Issue #150: Tiger

One Story has hit another milestone: our 150th issue. We’re going to save the big celebrations for our 10th anniversary next year, but today seems like a good time to pause and consider the 150 stories, by 150 different writers, that we’ve featured in our pages. When Maribeth and I launched One Story in 2002, our goal was celebrate the form of the short story and support the authors who write them. Now, with over 10,000 subscribers, One Story is more than just a literary magazine—it’s a community of writers and readers that feels like a close-knit family.

It gives me great pleasure to introduce our newest family member: Nalini Jones. In “Tiger,” Nalini explores the complexity of a mother/daughter relationship strained by distance. Set in the lesser-known Catholic community of Bombay, “Tiger” follows Essie’s increasingly desperate efforts to bridge the gap with her daughter Marian, who has married an American and moved to the United States.  In many ways I found this to be a kind of love story, which leads Essie to a greater understanding of her own inner consciousness, but it’s the lushness of Nalini’s writing, and the keen hold on the emotional pulse of her characters that makes me so glad to have “Tiger” as our 150th story. Nalini is the author of the wonderful story collection, What You Call Winter (Knopf, 2007). To find out more about her work, you can visit her website or read her Q&A with us. In the meantime, I hope that you enjoy this new issue of One Story. Here’s to the next 150.

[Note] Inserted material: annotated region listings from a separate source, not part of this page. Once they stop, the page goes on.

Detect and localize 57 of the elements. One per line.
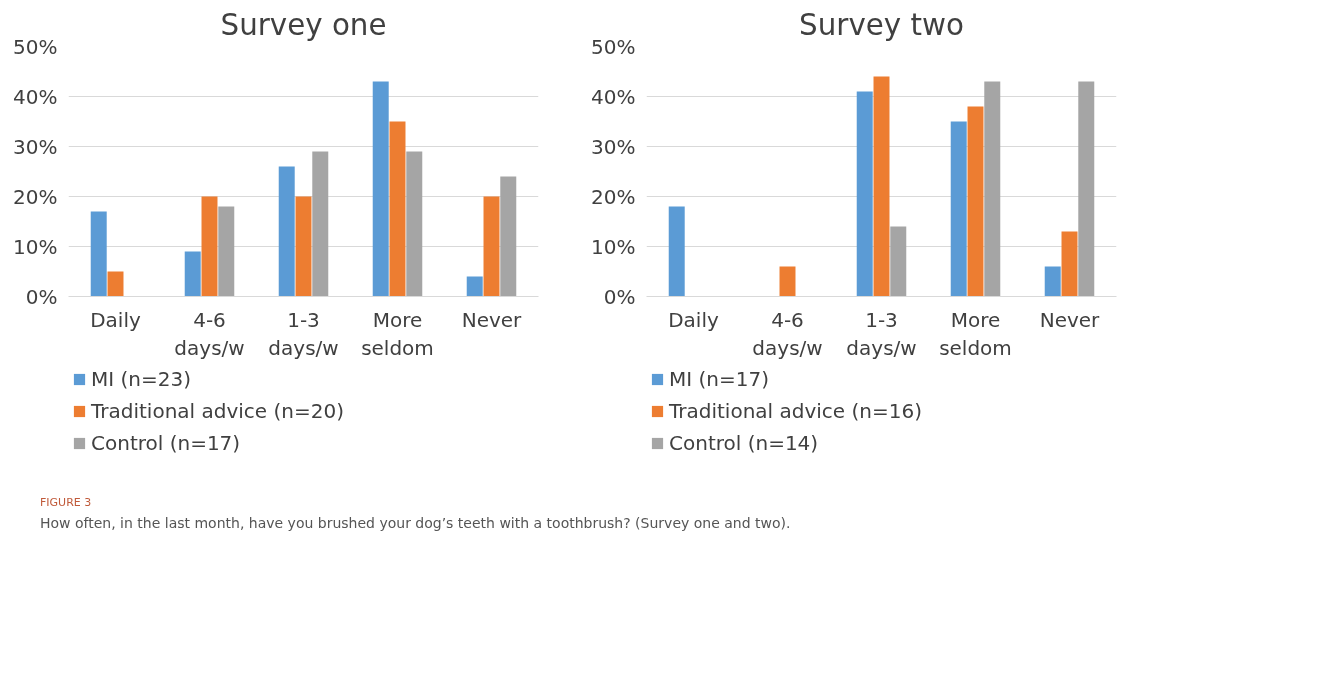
bar	[890, 226, 907, 297]
bar	[312, 151, 329, 297]
legend-label: MI (n=17)	[669, 367, 769, 391]
bar	[950, 121, 967, 297]
legend-label: Control (n=17)	[91, 431, 241, 455]
legend-label: Traditional advice (n=20)	[91, 399, 344, 423]
bar	[90, 211, 107, 297]
bar	[873, 76, 890, 297]
x-tick-label: More seldom	[361, 307, 434, 361]
y-tick-label: 50%	[591, 34, 636, 59]
bar	[967, 106, 984, 297]
x-tick-label: Daily	[668, 307, 719, 332]
x-tick-label: Never	[1039, 307, 1101, 332]
x-tick-label: Daily	[90, 307, 141, 332]
bar	[1061, 231, 1078, 297]
bar	[779, 266, 796, 297]
x-tick-label: Never	[461, 307, 523, 332]
x-tick-label: 1-3 days/w	[846, 307, 917, 361]
legend-label: MI (n=23)	[91, 367, 191, 391]
bar	[278, 166, 295, 297]
bar	[1044, 266, 1061, 297]
bar	[856, 91, 873, 297]
bar	[107, 271, 124, 297]
bar	[406, 151, 423, 297]
y-tick-label: 30%	[591, 134, 636, 159]
bar	[1078, 81, 1095, 297]
y-tick-label: 50%	[13, 34, 58, 59]
legend-label: Traditional advice (n=16)	[669, 399, 922, 423]
bar	[184, 251, 201, 297]
y-tick-label: 0%	[603, 284, 636, 309]
text: How often, in the last month, have you brushed your dog’s teeth with a toothbrush? (Survey one and two).	[40, 513, 791, 533]
y-tick-label: 10%	[13, 234, 58, 259]
bar	[500, 176, 517, 297]
caption: FIGURE 3	[40, 495, 93, 511]
y-tick-label: 10%	[591, 234, 636, 259]
y-tick-label: 30%	[13, 134, 58, 159]
bar	[483, 196, 500, 297]
bar	[389, 121, 406, 297]
bar	[372, 81, 389, 297]
bar	[984, 81, 1001, 297]
legend-label: Control (n=14)	[669, 431, 819, 455]
bar	[218, 206, 235, 297]
x-tick-label: 1-3 days/w	[268, 307, 339, 361]
bar	[668, 206, 685, 297]
x-tick-label: 4-6 days/w	[752, 307, 823, 361]
y-tick-label: 20%	[13, 184, 58, 209]
x-tick-label: More seldom	[939, 307, 1012, 361]
x-tick-label: 4-6 days/w	[174, 307, 245, 361]
y-tick-label: 20%	[591, 184, 636, 209]
bar	[295, 196, 312, 297]
chart-title: Survey two	[799, 7, 964, 42]
y-tick-label: 40%	[13, 84, 58, 109]
chart-title: Survey one	[220, 7, 387, 42]
bar	[466, 276, 483, 297]
y-tick-label: 40%	[591, 84, 636, 109]
y-tick-label: 0%	[25, 284, 58, 309]
bar	[201, 196, 218, 297]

2 thoughts on “Issue #150: Tiger

  1. I loved this story. The mother seemed to recognizably real, both exasperating but also endearing. The opening and ending worked together beautifully.

  2. I loved this story, such a real description, making the character honest in her flaws and sympathetic; loved the ending with the coconuts raining down, all of the unrecordable thoughts set free, releasing the mother from her tensions. Brilliant.